I can’t remember where we were coming home from that night - maybe the beach, maybe my uncle’s place in Beaufort- but it was summer and the house was warm and stuffy.  My father must have cranked the AC up a little too high because a transformer blew and our section of the neighborhood lost power. 

Blackouts are not a good for children with overactive imaginations, so my parents lit a candle for me and I slept, or tried to sleep, in a couch in their bedroom.

Until the noises started.  Jangling metal and a chorus of moaning voices making conversations with no sense.  Right outside my parent’s bedroom door.  

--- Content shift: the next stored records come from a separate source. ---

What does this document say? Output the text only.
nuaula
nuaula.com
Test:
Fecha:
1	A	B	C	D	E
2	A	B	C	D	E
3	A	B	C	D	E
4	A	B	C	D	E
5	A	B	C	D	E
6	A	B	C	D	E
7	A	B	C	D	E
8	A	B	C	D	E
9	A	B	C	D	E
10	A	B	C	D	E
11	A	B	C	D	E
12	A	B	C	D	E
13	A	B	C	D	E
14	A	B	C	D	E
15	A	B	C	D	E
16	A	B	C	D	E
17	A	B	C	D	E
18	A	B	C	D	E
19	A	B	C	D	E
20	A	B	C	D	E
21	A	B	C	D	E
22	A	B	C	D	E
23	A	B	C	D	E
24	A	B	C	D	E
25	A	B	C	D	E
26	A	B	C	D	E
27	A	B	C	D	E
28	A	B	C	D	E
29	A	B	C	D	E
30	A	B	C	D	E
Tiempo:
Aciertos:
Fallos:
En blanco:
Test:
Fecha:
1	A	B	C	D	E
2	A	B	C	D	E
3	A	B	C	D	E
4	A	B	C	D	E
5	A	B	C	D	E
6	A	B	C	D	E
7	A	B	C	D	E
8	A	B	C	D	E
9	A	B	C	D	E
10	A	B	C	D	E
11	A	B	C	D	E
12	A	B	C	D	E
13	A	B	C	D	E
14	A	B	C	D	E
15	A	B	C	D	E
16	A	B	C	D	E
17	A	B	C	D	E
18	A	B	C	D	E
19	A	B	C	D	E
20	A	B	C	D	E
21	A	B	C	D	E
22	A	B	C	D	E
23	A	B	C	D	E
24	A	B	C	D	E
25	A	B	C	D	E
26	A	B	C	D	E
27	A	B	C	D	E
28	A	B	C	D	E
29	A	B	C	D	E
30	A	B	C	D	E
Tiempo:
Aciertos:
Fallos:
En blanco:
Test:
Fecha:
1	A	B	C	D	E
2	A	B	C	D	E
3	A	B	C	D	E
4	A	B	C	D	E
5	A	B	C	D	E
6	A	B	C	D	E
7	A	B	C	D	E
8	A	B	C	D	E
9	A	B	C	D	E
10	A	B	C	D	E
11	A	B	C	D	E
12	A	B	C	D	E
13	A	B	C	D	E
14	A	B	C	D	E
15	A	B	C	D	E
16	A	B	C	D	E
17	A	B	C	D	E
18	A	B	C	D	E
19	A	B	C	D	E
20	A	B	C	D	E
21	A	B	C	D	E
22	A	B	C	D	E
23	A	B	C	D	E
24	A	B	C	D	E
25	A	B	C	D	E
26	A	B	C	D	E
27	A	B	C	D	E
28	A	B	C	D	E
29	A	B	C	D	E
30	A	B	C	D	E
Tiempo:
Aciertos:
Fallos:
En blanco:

I woke my mother and she told me it was only the AC trying to turn back on. That should have meant the power was back, right? But I tried every light switch in their room and nothing worked.    

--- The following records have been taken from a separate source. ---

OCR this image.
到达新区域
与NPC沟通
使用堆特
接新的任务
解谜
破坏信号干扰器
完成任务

Then came more noises - a crash of metal followed by the sound of someone bawling “mama.”  In my mind I knew exactly what had happened.  My little brother had woken up to use the bathroom, got confused in the dark, kicked a bucket at the top of the stairs, and fell down the two flights (I don’t know what I thought a bucket was doing at the top of the stairs, all I knew was that “kicking the bucket” was bad because my grandmother’s terrier had just kicked the bucket and had to be put down).  

I wanted to help my brother, but I couldn’t.  Instead I stood at my parent’s door, too afraid to open it, especially when a high pitched scream came from the other end of the hall.   This time I woke my father who told me it was just my hamster.  That was a horrible thought, because this time I saw the disfigured face of some woman menacing my hamster in its cage, causing it to squeal in terror.  I loved my hamster, but I still couldn’t open that door. 

The noises continued throughout the night, even making their way into my dreams when I finally managed to fall asleep.  In the morning the power had returned, my brother was not lying at the foot of the stairs with a bucket, and my hamster, running on her little annoying wheel, did not appear in any way traumatized by the previous night. 

After that, I never heard the noises again.  I’m sure my parents were right and we just pushed our overworked AC a little too hard in the middle of a North Carolina summer.  From that night on, though, I had to sleep with a nightlight until I went away to college (which is probably something I shouldn’t admit to).  But I guess that’s just what happens when you've got that overactive imagination problem: you hear and see things in the night that can’t always be easily explained away in the morning.      
  

2 comments:

  1. This made me smile :) I remember being a young girl with an overactive imagination. The more your mind dwelt on it, the more real it became. Great post!